The Case for U.S. Action in Iraq - Editorial

(Washington Post)- It is clear that Iraq has not complied with Resolution 1441, which offered it a "final opportunity" to voluntarily disarm. Neither the UN weapons inspectors nor any permanent member of the council contends that Iraq has "fully" cooperated, as the resolution requires. It would be a mistake for the United States and its allies, confronted with continued intransigence, to shrink again from decisive action in Iraq. The U.S. should lead a force to remove Saddam Hussein's dictatorship and locate and destroy its chemical and biological weapons and its nuclear program. The Iraqi regime poses a threat not just to the U.S. but to global order. The removal of Saddam Hussein would advance the task of containing the spread of weapons of mass destruction to rogue states.

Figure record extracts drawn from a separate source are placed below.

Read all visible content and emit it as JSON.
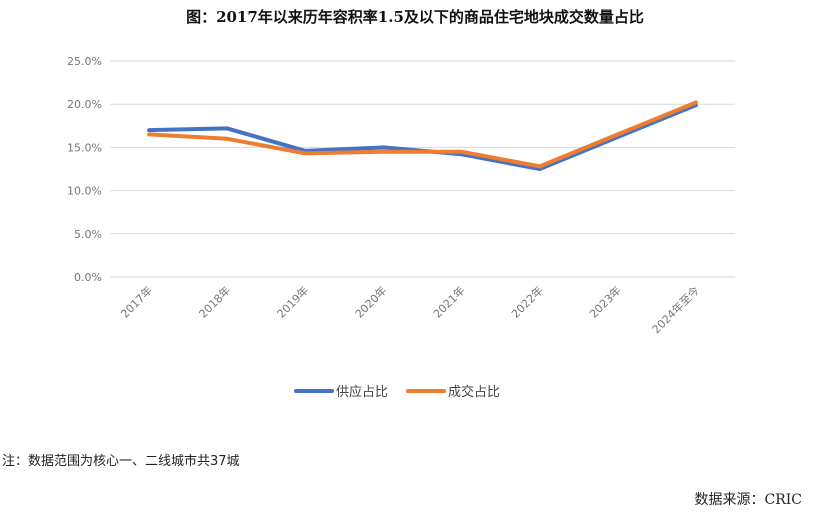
{
  "title": "图：2017年以来历年容积率1.5及以下的商品住宅地块成交数量占比",
  "note": "注：数据范围为核心一、二线城市共37城",
  "source": "数据来源：CRIC",
  "chart_data": {
    "type": "line",
    "title": "图：2017年以来历年容积率1.5及以下的商品住宅地块成交数量占比",
    "categories": [
      "2017年",
      "2018年",
      "2019年",
      "2020年",
      "2021年",
      "2022年",
      "2023年",
      "2024年至今"
    ],
    "y_tick_labels": [
      "0.0%",
      "5.0%",
      "10.0%",
      "15.0%",
      "20.0%",
      "25.0%"
    ],
    "ylim": [
      0,
      25
    ],
    "grid": true,
    "legend_position": "bottom",
    "series": [
      {
        "name": "供应占比",
        "color": "#4472C4",
        "values": [
          17.0,
          17.2,
          14.6,
          15.0,
          14.2,
          12.5,
          16.2,
          19.9
        ]
      },
      {
        "name": "成交占比",
        "color": "#ED7D31",
        "values": [
          16.5,
          16.0,
          14.3,
          14.5,
          14.5,
          12.8,
          16.5,
          20.2
        ]
      }
    ]
  }
}
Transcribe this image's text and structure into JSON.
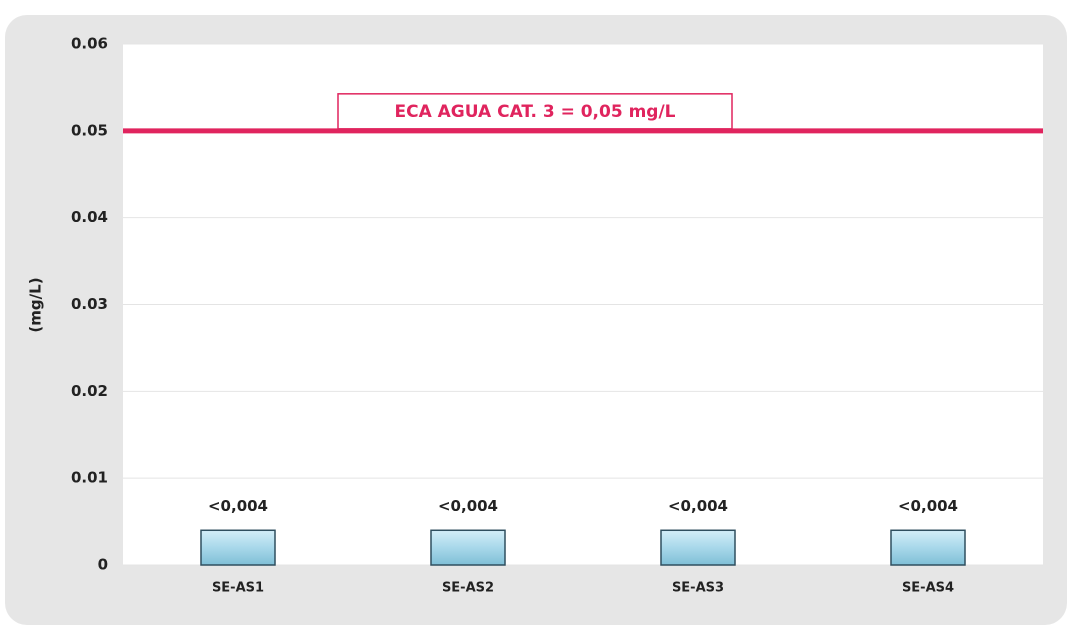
{
  "chart_data": {
    "type": "bar",
    "y_label": "(mg/L)",
    "categories": [
      "SE-AS1",
      "SE-AS2",
      "SE-AS3",
      "SE-AS4"
    ],
    "values": [
      0.004,
      0.004,
      0.004,
      0.004
    ],
    "value_labels": [
      "<0,004",
      "<0,004",
      "<0,004",
      "<0,004"
    ],
    "color": "#a8d8ea",
    "ylim": [
      0,
      0.06
    ],
    "yticks": [
      0,
      0.01,
      0.02,
      0.03,
      0.04,
      0.05,
      0.06
    ],
    "grid": true,
    "reference_line": {
      "value": 0.05,
      "label": "ECA AGUA CAT. 3 = 0,05 mg/L",
      "color": "#e0245e"
    }
  }
}
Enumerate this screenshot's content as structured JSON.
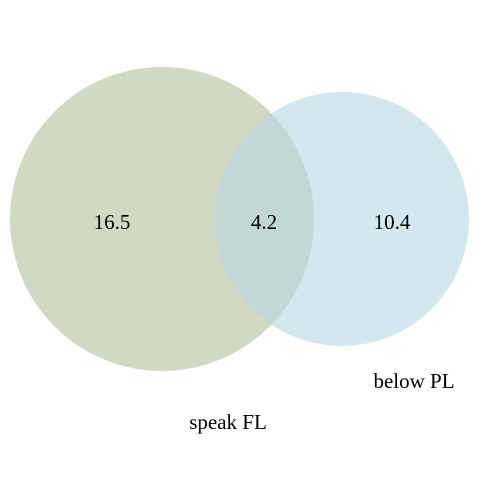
{
  "chart_data": {
    "type": "venn",
    "sets": [
      {
        "name": "speak FL",
        "value": 16.5,
        "color": "#b2bf9c"
      },
      {
        "name": "below PL",
        "value": 10.4,
        "color": "#b8d5e2"
      }
    ],
    "intersection": {
      "value": 4.2
    },
    "labels": {
      "set_a": "speak FL",
      "set_b": "below PL"
    },
    "values_text": {
      "a_only": "16.5",
      "overlap": "4.2",
      "b_only": "10.4"
    }
  }
}
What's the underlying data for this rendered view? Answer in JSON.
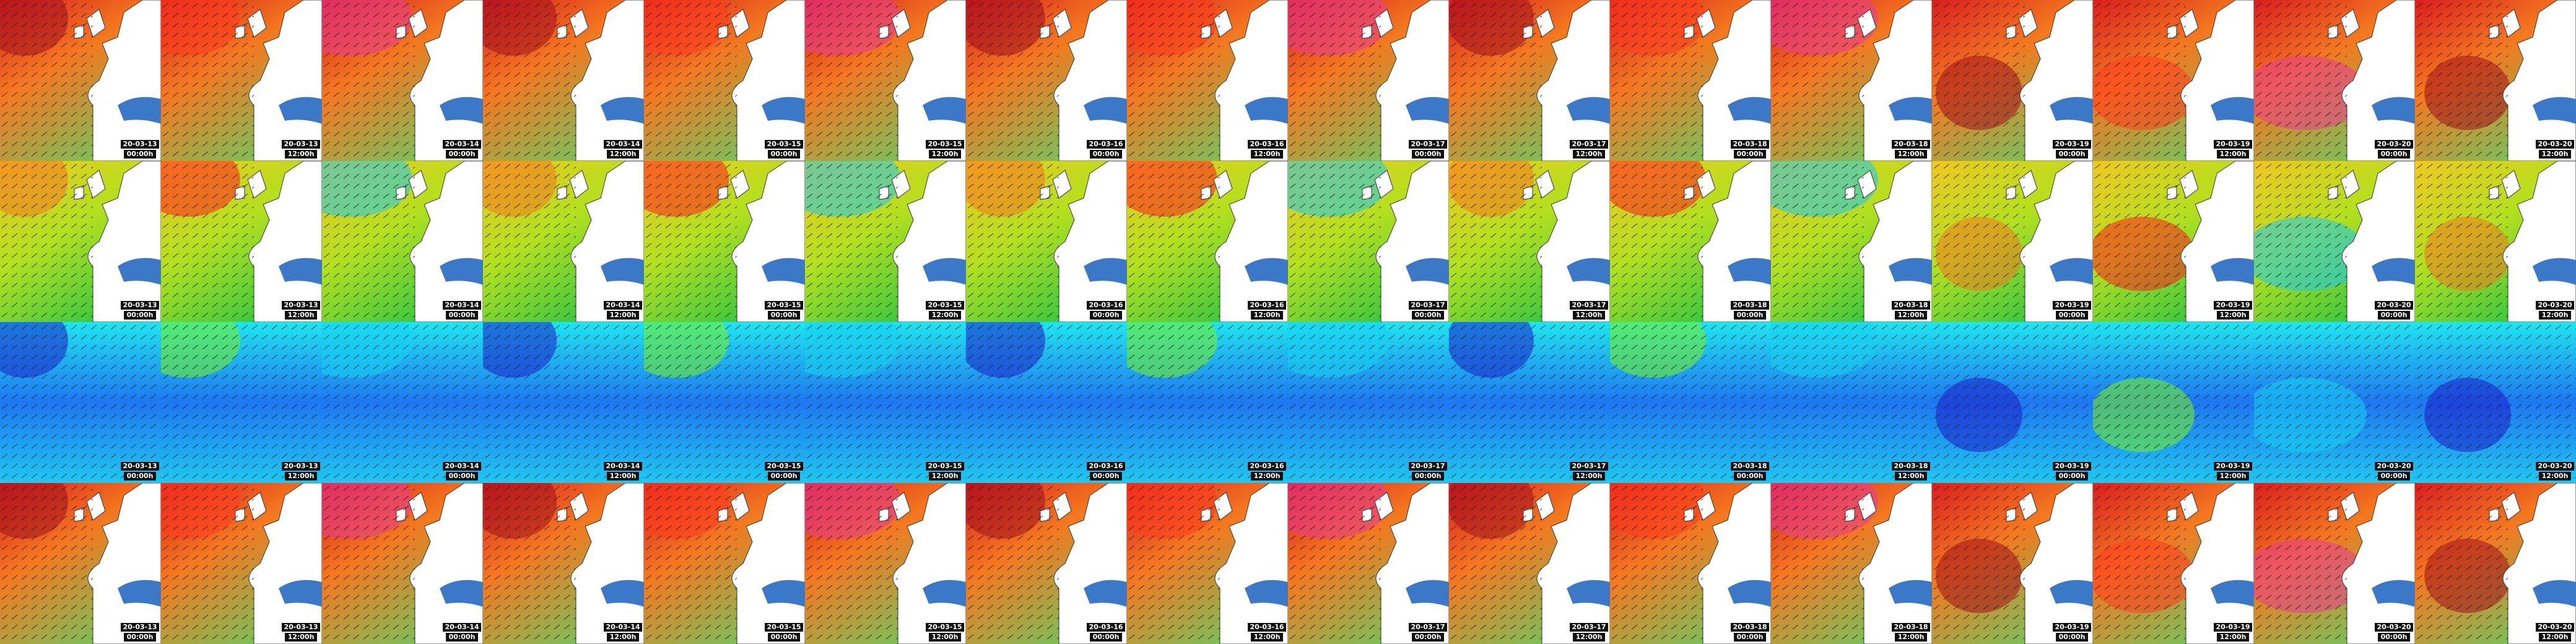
{
  "rows": [
    [
      {
        "date": "20-03-13",
        "time": "00:00h"
      },
      {
        "date": "20-03-13",
        "time": "12:00h"
      },
      {
        "date": "20-03-14",
        "time": "00:00h"
      },
      {
        "date": "20-03-14",
        "time": "12:00h"
      },
      {
        "date": "20-03-15",
        "time": "00:00h"
      },
      {
        "date": "20-03-15",
        "time": "12:00h"
      },
      {
        "date": "20-03-16",
        "time": "00:00h"
      },
      {
        "date": "20-03-16",
        "time": "12:00h"
      },
      {
        "date": "20-03-17",
        "time": "00:00h"
      },
      {
        "date": "20-03-17",
        "time": "12:00h"
      },
      {
        "date": "20-03-18",
        "time": "00:00h"
      },
      {
        "date": "20-03-18",
        "time": "12:00h"
      },
      {
        "date": "20-03-19",
        "time": "00:00h"
      },
      {
        "date": "20-03-19",
        "time": "12:00h"
      },
      {
        "date": "20-03-20",
        "time": "00:00h"
      },
      {
        "date": "20-03-20",
        "time": "12:00h"
      }
    ],
    [
      {
        "date": "20-03-13",
        "time": "00:00h"
      },
      {
        "date": "20-03-13",
        "time": "12:00h"
      },
      {
        "date": "20-03-14",
        "time": "00:00h"
      },
      {
        "date": "20-03-14",
        "time": "12:00h"
      },
      {
        "date": "20-03-15",
        "time": "00:00h"
      },
      {
        "date": "20-03-15",
        "time": "12:00h"
      },
      {
        "date": "20-03-16",
        "time": "00:00h"
      },
      {
        "date": "20-03-16",
        "time": "12:00h"
      },
      {
        "date": "20-03-17",
        "time": "00:00h"
      },
      {
        "date": "20-03-17",
        "time": "12:00h"
      },
      {
        "date": "20-03-18",
        "time": "00:00h"
      },
      {
        "date": "20-03-18",
        "time": "12:00h"
      },
      {
        "date": "20-03-19",
        "time": "00:00h"
      },
      {
        "date": "20-03-19",
        "time": "12:00h"
      },
      {
        "date": "20-03-20",
        "time": "00:00h"
      },
      {
        "date": "20-03-20",
        "time": "12:00h"
      }
    ],
    [
      {
        "date": "20-03-13",
        "time": "00:00h"
      },
      {
        "date": "20-03-13",
        "time": "12:00h"
      },
      {
        "date": "20-03-14",
        "time": "00:00h"
      },
      {
        "date": "20-03-14",
        "time": "12:00h"
      },
      {
        "date": "20-03-15",
        "time": "00:00h"
      },
      {
        "date": "20-03-15",
        "time": "12:00h"
      },
      {
        "date": "20-03-16",
        "time": "00:00h"
      },
      {
        "date": "20-03-16",
        "time": "12:00h"
      },
      {
        "date": "20-03-17",
        "time": "00:00h"
      },
      {
        "date": "20-03-17",
        "time": "12:00h"
      },
      {
        "date": "20-03-18",
        "time": "00:00h"
      },
      {
        "date": "20-03-18",
        "time": "12:00h"
      },
      {
        "date": "20-03-19",
        "time": "00:00h"
      },
      {
        "date": "20-03-19",
        "time": "12:00h"
      },
      {
        "date": "20-03-20",
        "time": "00:00h"
      },
      {
        "date": "20-03-20",
        "time": "12:00h"
      }
    ],
    [
      {
        "date": "20-03-13",
        "time": "00:00h"
      },
      {
        "date": "20-03-13",
        "time": "12:00h"
      },
      {
        "date": "20-03-14",
        "time": "00:00h"
      },
      {
        "date": "20-03-14",
        "time": "12:00h"
      },
      {
        "date": "20-03-15",
        "time": "00:00h"
      },
      {
        "date": "20-03-15",
        "time": "12:00h"
      },
      {
        "date": "20-03-16",
        "time": "00:00h"
      },
      {
        "date": "20-03-16",
        "time": "12:00h"
      },
      {
        "date": "20-03-17",
        "time": "00:00h"
      },
      {
        "date": "20-03-17",
        "time": "12:00h"
      },
      {
        "date": "20-03-18",
        "time": "00:00h"
      },
      {
        "date": "20-03-18",
        "time": "12:00h"
      },
      {
        "date": "20-03-19",
        "time": "00:00h"
      },
      {
        "date": "20-03-19",
        "time": "12:00h"
      },
      {
        "date": "20-03-20",
        "time": "00:00h"
      },
      {
        "date": "20-03-20",
        "time": "12:00h"
      }
    ]
  ]
}
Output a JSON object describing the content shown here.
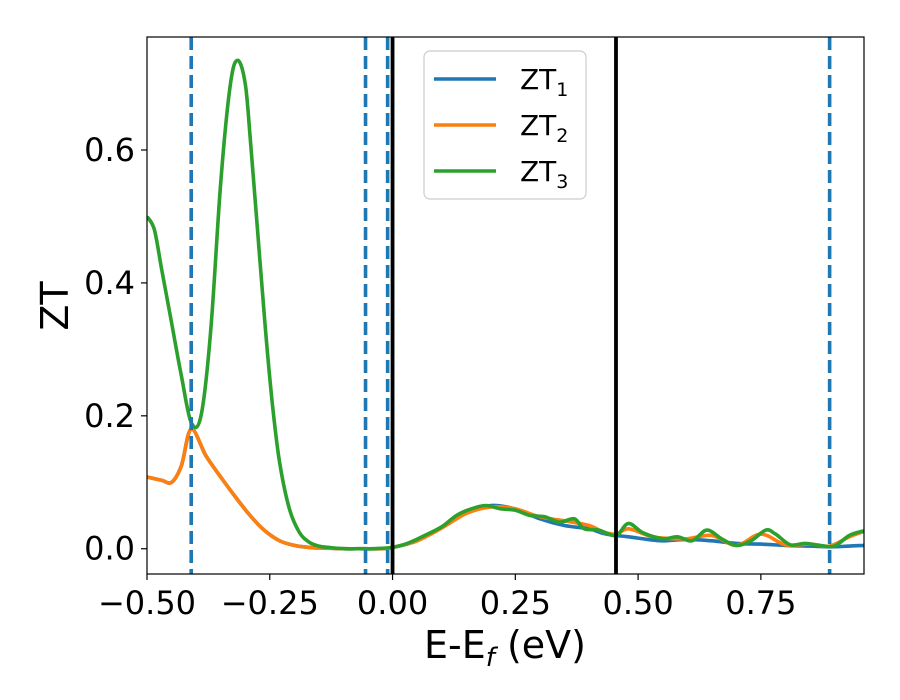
{
  "chart_data": {
    "type": "line",
    "xlabel": "E-E",
    "xlabel_sub": "f",
    "xlabel_unit": " (eV)",
    "ylabel": "ZT",
    "xlim": [
      -0.5,
      0.96
    ],
    "ylim": [
      -0.038,
      0.77
    ],
    "x_ticks": [
      -0.5,
      -0.25,
      0.0,
      0.25,
      0.5,
      0.75
    ],
    "x_tick_labels": [
      "−0.50",
      "−0.25",
      "0.00",
      "0.25",
      "0.50",
      "0.75"
    ],
    "y_ticks": [
      0.0,
      0.2,
      0.4,
      0.6
    ],
    "y_tick_labels": [
      "0.0",
      "0.2",
      "0.4",
      "0.6"
    ],
    "grid": false,
    "legend_position": "top-center",
    "vertical_lines_dashed": [
      -0.41,
      -0.055,
      -0.01,
      0.89
    ],
    "vertical_lines_solid": [
      0.0,
      0.455
    ],
    "vline_dashed_color": "#1f77b4",
    "vline_solid_color": "#000000",
    "series": [
      {
        "name": "ZT",
        "sub": "1",
        "color": "#1f77b4",
        "x": [
          -0.5,
          -0.47,
          -0.45,
          -0.43,
          -0.41,
          -0.38,
          -0.35,
          -0.32,
          -0.29,
          -0.26,
          -0.23,
          -0.2,
          -0.17,
          -0.14,
          -0.1,
          -0.06,
          -0.02,
          0.0,
          0.05,
          0.1,
          0.15,
          0.2,
          0.25,
          0.3,
          0.35,
          0.4,
          0.43,
          0.455,
          0.48,
          0.52,
          0.55,
          0.6,
          0.65,
          0.7,
          0.75,
          0.8,
          0.85,
          0.89,
          0.93,
          0.96
        ],
        "y": [
          0.108,
          0.103,
          0.1,
          0.125,
          0.18,
          0.14,
          0.108,
          0.078,
          0.05,
          0.027,
          0.012,
          0.005,
          0.002,
          0.001,
          0.0,
          0.0,
          0.0,
          0.002,
          0.012,
          0.032,
          0.055,
          0.065,
          0.06,
          0.045,
          0.035,
          0.03,
          0.023,
          0.02,
          0.018,
          0.014,
          0.012,
          0.014,
          0.012,
          0.008,
          0.007,
          0.005,
          0.004,
          0.003,
          0.004,
          0.005
        ]
      },
      {
        "name": "ZT",
        "sub": "2",
        "color": "#ff7f0e",
        "x": [
          -0.5,
          -0.47,
          -0.45,
          -0.43,
          -0.41,
          -0.38,
          -0.35,
          -0.32,
          -0.29,
          -0.26,
          -0.23,
          -0.2,
          -0.17,
          -0.14,
          -0.1,
          -0.06,
          -0.02,
          0.0,
          0.05,
          0.1,
          0.15,
          0.2,
          0.25,
          0.3,
          0.35,
          0.4,
          0.43,
          0.455,
          0.48,
          0.52,
          0.55,
          0.6,
          0.65,
          0.7,
          0.75,
          0.8,
          0.85,
          0.89,
          0.93,
          0.96
        ],
        "y": [
          0.108,
          0.103,
          0.1,
          0.125,
          0.18,
          0.14,
          0.108,
          0.078,
          0.05,
          0.027,
          0.012,
          0.005,
          0.002,
          0.001,
          0.0,
          0.0,
          0.0,
          0.002,
          0.012,
          0.031,
          0.053,
          0.063,
          0.06,
          0.048,
          0.042,
          0.035,
          0.025,
          0.022,
          0.03,
          0.02,
          0.016,
          0.015,
          0.02,
          0.005,
          0.022,
          0.006,
          0.007,
          0.004,
          0.018,
          0.026
        ]
      },
      {
        "name": "ZT",
        "sub": "3",
        "color": "#2ca02c",
        "x": [
          -0.5,
          -0.485,
          -0.47,
          -0.45,
          -0.43,
          -0.41,
          -0.39,
          -0.37,
          -0.35,
          -0.33,
          -0.315,
          -0.3,
          -0.29,
          -0.275,
          -0.26,
          -0.245,
          -0.23,
          -0.21,
          -0.19,
          -0.17,
          -0.15,
          -0.13,
          -0.1,
          -0.07,
          -0.04,
          0.0,
          0.03,
          0.06,
          0.1,
          0.13,
          0.16,
          0.19,
          0.22,
          0.25,
          0.28,
          0.31,
          0.34,
          0.37,
          0.39,
          0.42,
          0.455,
          0.48,
          0.51,
          0.55,
          0.58,
          0.61,
          0.64,
          0.67,
          0.7,
          0.73,
          0.76,
          0.78,
          0.81,
          0.84,
          0.87,
          0.9,
          0.93,
          0.96
        ],
        "y": [
          0.5,
          0.48,
          0.42,
          0.34,
          0.26,
          0.19,
          0.2,
          0.33,
          0.55,
          0.7,
          0.735,
          0.7,
          0.62,
          0.48,
          0.34,
          0.22,
          0.13,
          0.06,
          0.025,
          0.01,
          0.004,
          0.002,
          0.0,
          0.0,
          0.0,
          0.002,
          0.008,
          0.018,
          0.033,
          0.05,
          0.06,
          0.065,
          0.06,
          0.058,
          0.05,
          0.048,
          0.04,
          0.045,
          0.03,
          0.028,
          0.02,
          0.038,
          0.024,
          0.015,
          0.018,
          0.012,
          0.028,
          0.015,
          0.005,
          0.012,
          0.028,
          0.022,
          0.006,
          0.008,
          0.005,
          0.004,
          0.02,
          0.027
        ]
      }
    ]
  }
}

A continued failure to act would send dictators and terrorists a devastating message about the impotence of the U.S. and the UN, and would encourage extremists in their rush for nuclear, chemical, and biological weapons. Those who advocate containment through inspections ignore that strategy's costly failure during the 1990s. Inspectors traipsed through Iraq for seven years as Baghdad defied or ignored one Security Council resolution after the next. The most dangerous chemical and biological weapons were not discovered for four years, and then only with the help of a defector. The people of Iraq and its region would benefit from an end to the tyranny of Saddam Hussein, who is guilty of some of the most terrible war crimes and human rights violations of the past 50 years. He has tortured, gassed, and slaughtered his people and has invaded two neighboring nations. His removal would free millions of Iraqis from deprivation and oppression and make possible a broader movement to reshape the Arab Middle East.